Except I was in my 40s. Relationship #1 wasn’t a marriage, but close. But there was a tumultuous, doomed rebound relationship, utter brokenness, the desire for answers, and new and sudden belief in God that surprised no one more than me.
Also, while there wasn’t an Ashram in India, there was a fitness spa in Mexico, which, like Gilbert’s journey was financed by a writing assignment. And that’s where my nascent spiritual journey grew legs.
Interestingly, I was attending Al-Anon meetings at the suggestion of a friend. I loved Al-Anon, but I didn’t have an active alcoholic in my life at the time and I hadn’t yet realized that that my problems in relationships had everything to do with the disease of alcoholism.
So I didn’t get a sponsor or work the steps, and I ultimately quit going.

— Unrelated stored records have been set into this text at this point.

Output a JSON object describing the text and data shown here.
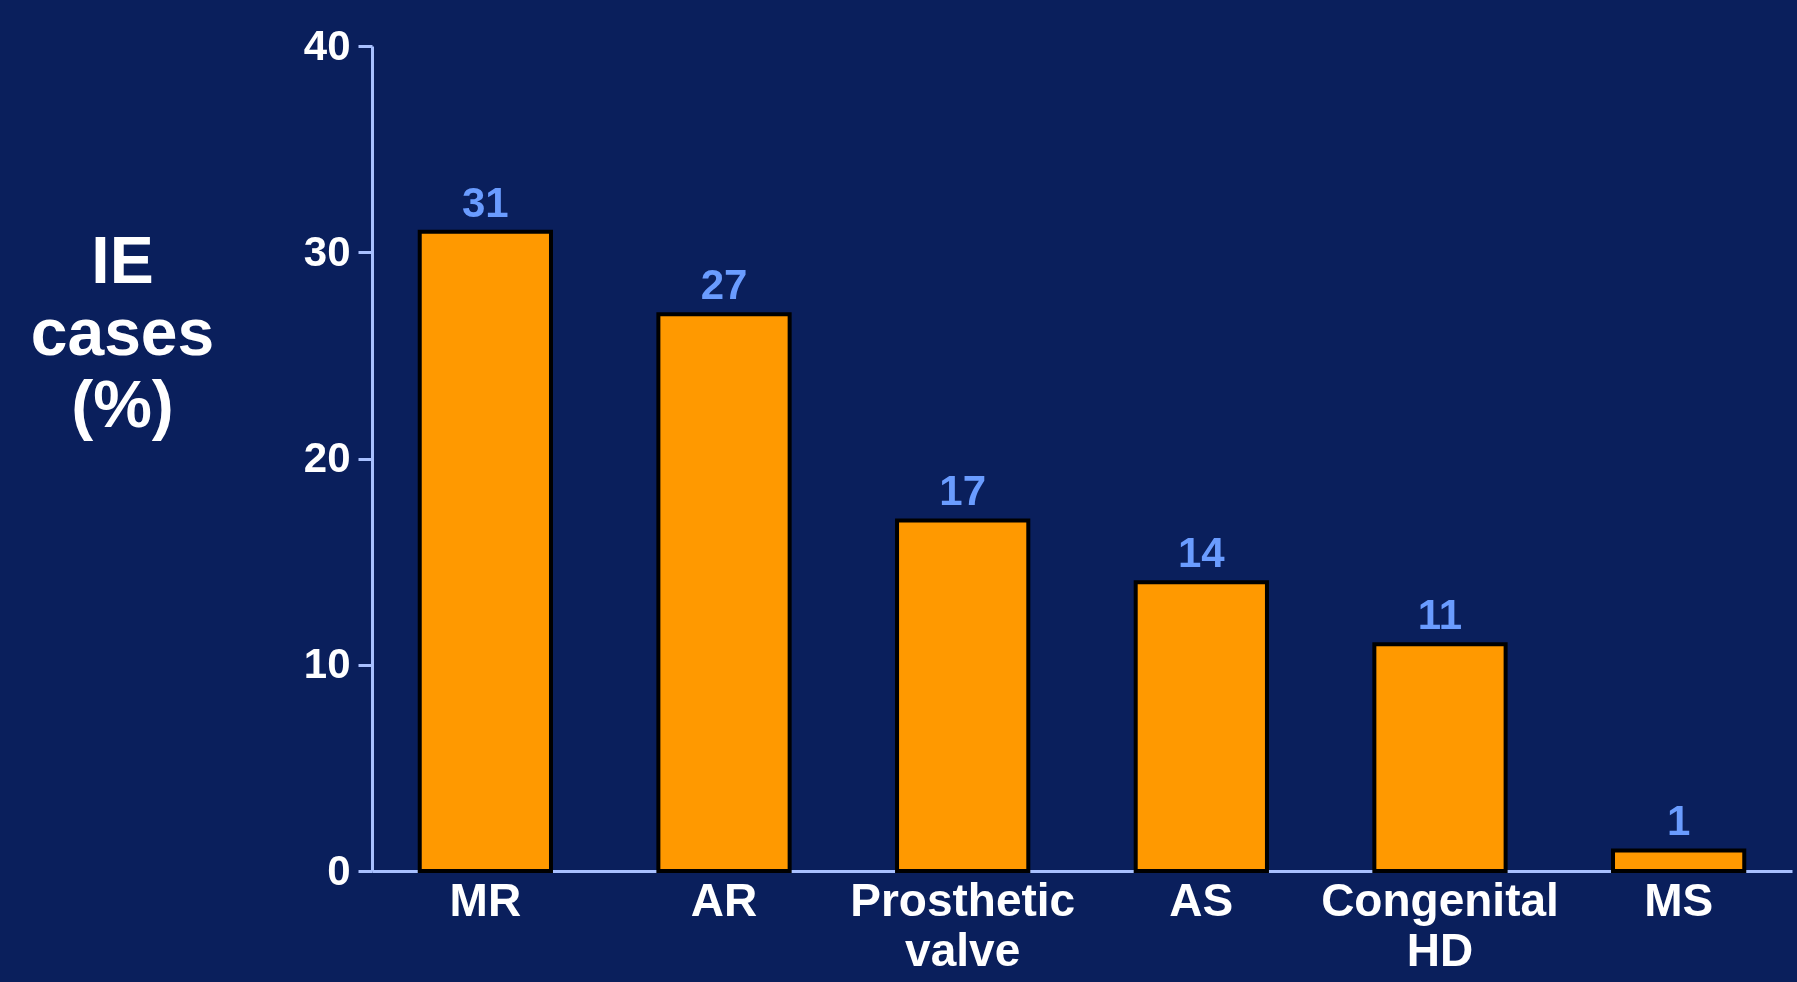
{
  "chart_data": {
    "type": "bar",
    "ylabel": "IE cases (%)",
    "categories": [
      "MR",
      "AR",
      "Prosthetic valve",
      "AS",
      "Congenital HD",
      "MS"
    ],
    "values": [
      31,
      27,
      17,
      14,
      11,
      1
    ],
    "color": "#ff9900",
    "ylim": [
      0,
      40
    ],
    "yticks": [
      0,
      10,
      20,
      30,
      40
    ],
    "grid": false,
    "data_labels": true
  }
}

But at this fitness spa, I found beautiful gardens a la “Eat, Pray, Love.” I ate a healthful diet, took daily classes in Yoga and meditation. Participated in a writing workshop. In the evenings, I sat on my casita’s beautiful patio and pondered my life.
It lasted only three days, but I took those new practices home with me. I took more classes in Yoga and meditation. Began to pray regularly, on my knees. Though I wasn’t yet working a program, I read a book about relationships and took the suggestions.

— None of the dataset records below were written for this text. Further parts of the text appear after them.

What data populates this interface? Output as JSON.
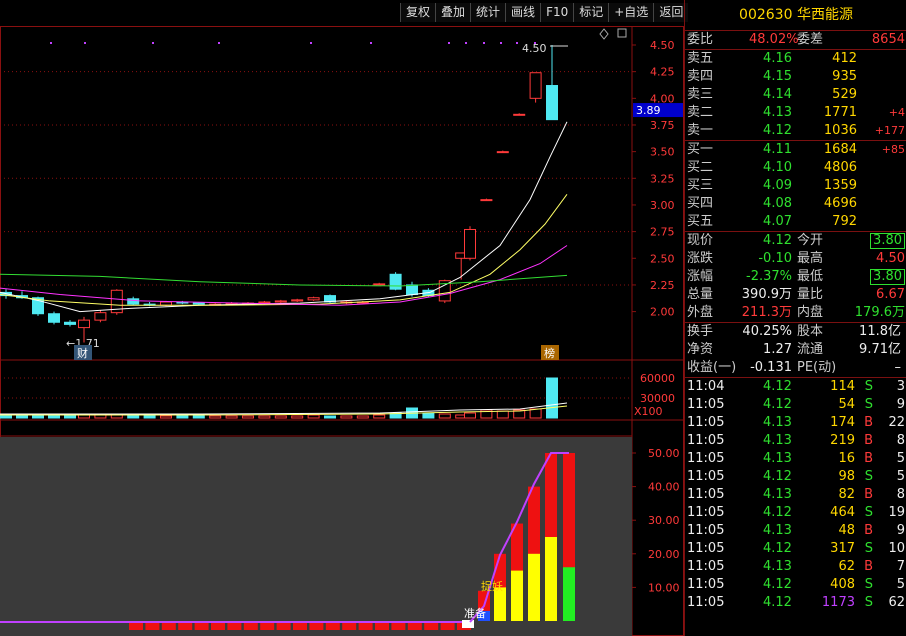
{
  "toolbar": [
    "复权",
    "叠加",
    "统计",
    "画线",
    "F10",
    "标记",
    "+自选",
    "返回"
  ],
  "chart": {
    "price_axis": [
      "4.50",
      "4.25",
      "4.00",
      "3.75",
      "3.50",
      "3.25",
      "3.00",
      "2.75",
      "2.50",
      "2.25",
      "2.00"
    ],
    "current_price_tag": "3.89",
    "high_label": "4.50",
    "low_label": "1.71",
    "badge_cai": "财",
    "badge_bang": "榜",
    "volume_axis": [
      "60000",
      "30000"
    ],
    "volume_unit": "X100",
    "indicator_axis": [
      "50.00",
      "40.00",
      "30.00",
      "20.00",
      "10.00"
    ],
    "label_zhunbei": "准备",
    "label_zhuoyao": "捉妖",
    "colors": {
      "up": "#ff3a3a",
      "down": "#4fe9f2",
      "ma5": "#ffffff",
      "ma10": "#ffff66",
      "ma20": "#ff33ff",
      "ma60": "#33dd33",
      "grid": "#8a1010"
    }
  },
  "quote": {
    "code": "002630",
    "name": "华西能源",
    "weibi_label": "委比",
    "weibi": "48.02%",
    "weicha_label": "委差",
    "weicha": "8654",
    "sell": [
      {
        "label": "卖五",
        "price": "4.16",
        "vol": "412",
        "chg": ""
      },
      {
        "label": "卖四",
        "price": "4.15",
        "vol": "935",
        "chg": ""
      },
      {
        "label": "卖三",
        "price": "4.14",
        "vol": "529",
        "chg": ""
      },
      {
        "label": "卖二",
        "price": "4.13",
        "vol": "1771",
        "chg": "+4"
      },
      {
        "label": "卖一",
        "price": "4.12",
        "vol": "1036",
        "chg": "+177"
      }
    ],
    "buy": [
      {
        "label": "买一",
        "price": "4.11",
        "vol": "1684",
        "chg": "+85"
      },
      {
        "label": "买二",
        "price": "4.10",
        "vol": "4806",
        "chg": ""
      },
      {
        "label": "买三",
        "price": "4.09",
        "vol": "1359",
        "chg": ""
      },
      {
        "label": "买四",
        "price": "4.08",
        "vol": "4696",
        "chg": ""
      },
      {
        "label": "买五",
        "price": "4.07",
        "vol": "792",
        "chg": ""
      }
    ],
    "stats": [
      {
        "l1": "现价",
        "v1": "4.12",
        "l2": "今开",
        "v2": "3.80"
      },
      {
        "l1": "涨跌",
        "v1": "-0.10",
        "l2": "最高",
        "v2": "4.50"
      },
      {
        "l1": "涨幅",
        "v1": "-2.37%",
        "l2": "最低",
        "v2": "3.80"
      },
      {
        "l1": "总量",
        "v1": "390.9万",
        "l2": "量比",
        "v2": "6.67"
      },
      {
        "l1": "外盘",
        "v1": "211.3万",
        "l2": "内盘",
        "v2": "179.6万"
      }
    ],
    "stats2": [
      {
        "l1": "换手",
        "v1": "40.25%",
        "l2": "股本",
        "v2": "11.8亿"
      },
      {
        "l1": "净资",
        "v1": "1.27",
        "l2": "流通",
        "v2": "9.71亿"
      },
      {
        "l1": "收益(一)",
        "v1": "-0.131",
        "l2": "PE(动)",
        "v2": "–"
      }
    ],
    "ticks": [
      {
        "t": "11:04",
        "p": "4.12",
        "v": "114",
        "s": "S",
        "n": "3"
      },
      {
        "t": "11:05",
        "p": "4.12",
        "v": "54",
        "s": "S",
        "n": "9"
      },
      {
        "t": "11:05",
        "p": "4.13",
        "v": "174",
        "s": "B",
        "n": "22"
      },
      {
        "t": "11:05",
        "p": "4.13",
        "v": "219",
        "s": "B",
        "n": "8"
      },
      {
        "t": "11:05",
        "p": "4.13",
        "v": "16",
        "s": "B",
        "n": "5"
      },
      {
        "t": "11:05",
        "p": "4.12",
        "v": "98",
        "s": "S",
        "n": "5"
      },
      {
        "t": "11:05",
        "p": "4.13",
        "v": "82",
        "s": "B",
        "n": "8"
      },
      {
        "t": "11:05",
        "p": "4.12",
        "v": "464",
        "s": "S",
        "n": "19"
      },
      {
        "t": "11:05",
        "p": "4.13",
        "v": "48",
        "s": "B",
        "n": "9"
      },
      {
        "t": "11:05",
        "p": "4.12",
        "v": "317",
        "s": "S",
        "n": "10"
      },
      {
        "t": "11:05",
        "p": "4.13",
        "v": "62",
        "s": "B",
        "n": "7"
      },
      {
        "t": "11:05",
        "p": "4.12",
        "v": "408",
        "s": "S",
        "n": "5"
      },
      {
        "t": "11:05",
        "p": "4.12",
        "v": "1173",
        "s": "S",
        "n": "62"
      }
    ]
  }
}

I was willing to try a new way.
Looking back on it now, I see that book as being filled with Al-Anon principles. Listen without interrupting. Don’t jump in to help unless you’re asked. If you are asked for your opinion, give it honestly. If not, keep your mouth shut.
It was the beginning.
And, yes. Like Gilbert, at the end of my nearly yearlong journey I met the man with whom I've been happily married for nearly eight years.
It took another crisis a few years later to bring me to Al-Anon, this time with my daughter. And this time it was obvious that my problem concerned substance abuse. I finally knew I was in the right place.
But before Al-Anon, there were all these other things. The world is full of recovery, when we look.
For all I know, “Eat, Pray, Love” may have inspired a whole movement of spiritual journeys. You never know how seeds get planted, where they will lead, or how they grow.
Sometimes, they even lead into the rooms of Al-Anon.